Tenía puesto el mono y sobre él una chaqueta vieja de chandal. En la cabeza un gorro de esquiador. Varios mechones de cabellos grises asoman por debajo de los bordes del gorro.
Manchas y salpicaduras de sangre sobre la ropa mostrarían a cualquier ignorante de sus quehaceres que acertara a pasar por allí lo que había estado trajinando.
Estaba la media canal estirada sobre una mesa matancera. Era esta mesa de buenas hechuras, de madera gruesa, y estaba gastada y arañada en su superficie por el uso y el filo de los cuchillos que sobre ella han destazado y sajado huesos, músculos y tocinos.
Extraía un solomillo.
Alguien se movía a su espalda. Poco después, al llegar a ellos, supe que se trataba de su futuro yerno, aunque lo de futuro no es más que mera formalidad pues hace ya tiempo que el muchacho entró en la casa.
Según llegué se incorporó levantando la cabeza a la vez que echaba las caderas hacia el frente en un movimiento que no me resultó desconocido, pues por aquí más de uno lo hace al serle bastante costoso enderezar la espalda al primer intento.
Las manos se fueron a las perneras de los pantalones y a unos trapos. Saludos y sonrisas acompañaron al encuentro. También el ofrecimiento de un café y de unas pastas, unos mantecados cubiertos de azúcar glass y unas perronillas, de esas que elabora el panadero del pueblo vecino.
Detrás de ellos, en unos varales dispuestos sobre una estructura de hierro preparada para esos menesteres, colgaban lomos, una paleta, un jamón, un manto y un costillar. Su esposa lavaba las tripas en un balde de agua caliente del que emanaba una continua vaharada de vapor. También le costó erguirse y más aún el moverse.

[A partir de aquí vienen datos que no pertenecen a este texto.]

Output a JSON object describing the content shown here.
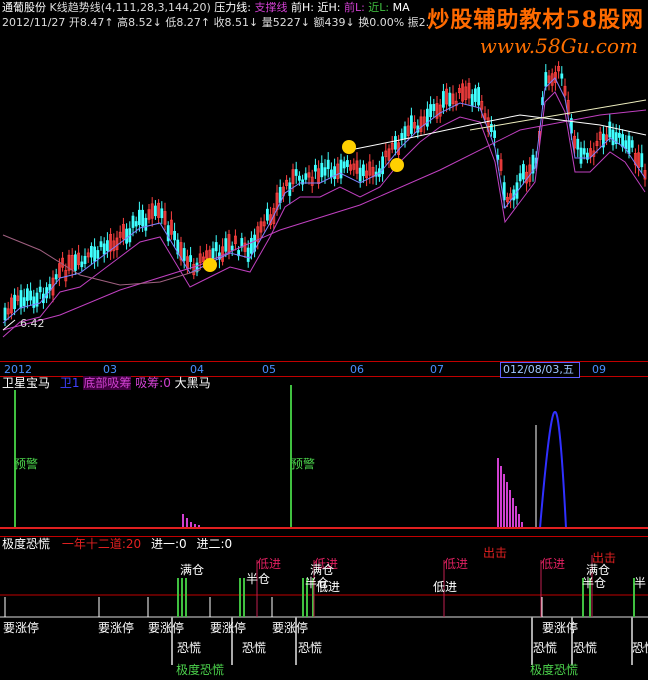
{
  "header": {
    "stock_name": "通葡股份",
    "indicator1": "K线趋势线(4,111,28,3,144,20)",
    "pressure": "压力线:",
    "support": "支撑线",
    "front_high": "前H:",
    "near_h": "近H:",
    "front_l": "前L:",
    "near_l": "近L:",
    "ma": "MA",
    "row2_date": "2012/11/27",
    "row2_open": "开8.47↑",
    "row2_high": "高8.52↓",
    "row2_low": "低8.27↑",
    "row2_close": "收8.51↓",
    "row2_vol": "量5227↓",
    "row2_amt": "额439↓",
    "row2_turn": "换0.00%",
    "row2_amp": "振2."
  },
  "watermark": {
    "line1": "炒股辅助教材58股网",
    "line2": "www.58Gu.com"
  },
  "price_low_label": "6.42",
  "months": [
    "2012",
    "03",
    "04",
    "05",
    "06",
    "07",
    "09"
  ],
  "cursor_date": "012/08/03,五",
  "panel2": {
    "title": "卫星宝马",
    "s1": "卫1",
    "s2": "底部吸筹",
    "s3": "吸筹:0",
    "s4": "大黑马",
    "labels": [
      {
        "text": "预警",
        "color": "#4cd44c"
      },
      {
        "text": "预警",
        "color": "#4cd44c"
      }
    ]
  },
  "panel3": {
    "title": "极度恐慌",
    "s1": "一年十二道:20",
    "s2": "进一:0",
    "s3": "进二:0",
    "labels": [
      {
        "text": "满仓",
        "color": "#ffffff"
      },
      {
        "text": "低进",
        "color": "#e02060"
      },
      {
        "text": "半仓",
        "color": "#ffffff"
      },
      {
        "text": "低进",
        "color": "#e02060"
      },
      {
        "text": "满仓",
        "color": "#ffffff"
      },
      {
        "text": "半仓",
        "color": "#ffffff"
      },
      {
        "text": "低进",
        "color": "#ffffff"
      },
      {
        "text": "低进",
        "color": "#ffffff"
      },
      {
        "text": "低进",
        "color": "#e02060"
      },
      {
        "text": "出击",
        "color": "#e02020"
      },
      {
        "text": "低进",
        "color": "#e02060"
      },
      {
        "text": "出击",
        "color": "#e02020"
      },
      {
        "text": "满仓",
        "color": "#ffffff"
      },
      {
        "text": "半仓",
        "color": "#ffffff"
      },
      {
        "text": "半",
        "color": "#ffffff"
      },
      {
        "text": "要涨停",
        "color": "#ffffff"
      },
      {
        "text": "要涨停",
        "color": "#ffffff"
      },
      {
        "text": "要涨停",
        "color": "#ffffff"
      },
      {
        "text": "要涨停",
        "color": "#ffffff"
      },
      {
        "text": "要涨停",
        "color": "#ffffff"
      },
      {
        "text": "要涨停",
        "color": "#ffffff"
      },
      {
        "text": "恐慌",
        "color": "#ffffff"
      },
      {
        "text": "恐慌",
        "color": "#ffffff"
      },
      {
        "text": "恐慌",
        "color": "#ffffff"
      },
      {
        "text": "恐慌",
        "color": "#ffffff"
      },
      {
        "text": "恐慌",
        "color": "#ffffff"
      },
      {
        "text": "恐慌",
        "color": "#ffffff"
      },
      {
        "text": "极度恐慌",
        "color": "#4cd44c"
      },
      {
        "text": "极度恐慌",
        "color": "#4cd44c"
      }
    ]
  },
  "colors": {
    "up_candle": "#ff4040",
    "down_candle": "#40ffff",
    "ma_purple": "#c040c0",
    "ma_white": "#ffffff",
    "separator": "#c00000",
    "green": "#40c040",
    "magenta": "#d040d0",
    "blue": "#3030ff"
  }
}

Siempre fue costumbre que las mujeres lavaran las tripas y prepasen las morcillas, farinatos y los adobos. Las labores del sacrificio y la preparación de los jamones correspondían a los hombres.
Ellos hace ya mucho que no elaboran morcillas.
La hija no estaba, se había ausentado, andaba a llevar la muestra al doctor veterinario para la comprobación de la triquina.
Allí faltaba gente. Faltaban risas y cantos, mecheros y cigarrillos, enterados y aprendices, chascarrillos y voces… La algarabía de otros tiempos.
Le di guerra. Era necesario. Por él y por los demás. Porque hay que alegrarse, reír, bromear… Y por un momento movió el cuchillo con la misma presteza de otros tiempos.
Le tiró un recorte de carne al viejo mastín. Cachorros los llaman por aquí, a los mastines. Y unos cachos de tocino de barriga a los gatos.
En día de matanza nadie pasa hambre, ni personas ni bestias.
Me llamó explotador.
Le pedí un vaso de aguardiente.
Me llamó borracho.
Le llamé roñoso.
Me agarró de un brazo y me miró fijamente con viveza, con chispa, con una sonrisa franca.
Dijo que era el último año, que todo se acaba, que todo tiene un final. Pero no le hice mucho caso, no quise hacérselo.
Los años van pasando y no perdonan. Tampoco hay relevo, no hay ganas. Los jóvenes escapan del trabajo, de lo duro, abrazan la comodidad, lo fácil.
Los tiempos han cambiado.
Él se cree amortizado.
Tal vez lo esté. Quizá ya no haya sitio en estos tiempos de prisas y holgazanería para gentes como él. Lejos quedaron los momentos de escuchar a la experiencia, a la sabiduría, al enseñante; de respetar; de cumplir.
Se quedó sin madre con diez años.
El padre no tenía un horario de siete horas. Ni de ocho.
Entre las cuatro y las cinco había que estar en pie, aparejando las mulas, aviando a las ovejas, ordeñando a la cabra. Se cenaba a las nueve. Cada día. Todos los días.
No había tiempo ni forma de criar a un hijo. Menos, a tres.
Salió adelante, como tantos otros, cuidando ovejas.
En una ocasión me contó cómo pasaba los días de invierno entre las peñas, bajo un hule aceitado para que resbalase el agua que caía día tras día.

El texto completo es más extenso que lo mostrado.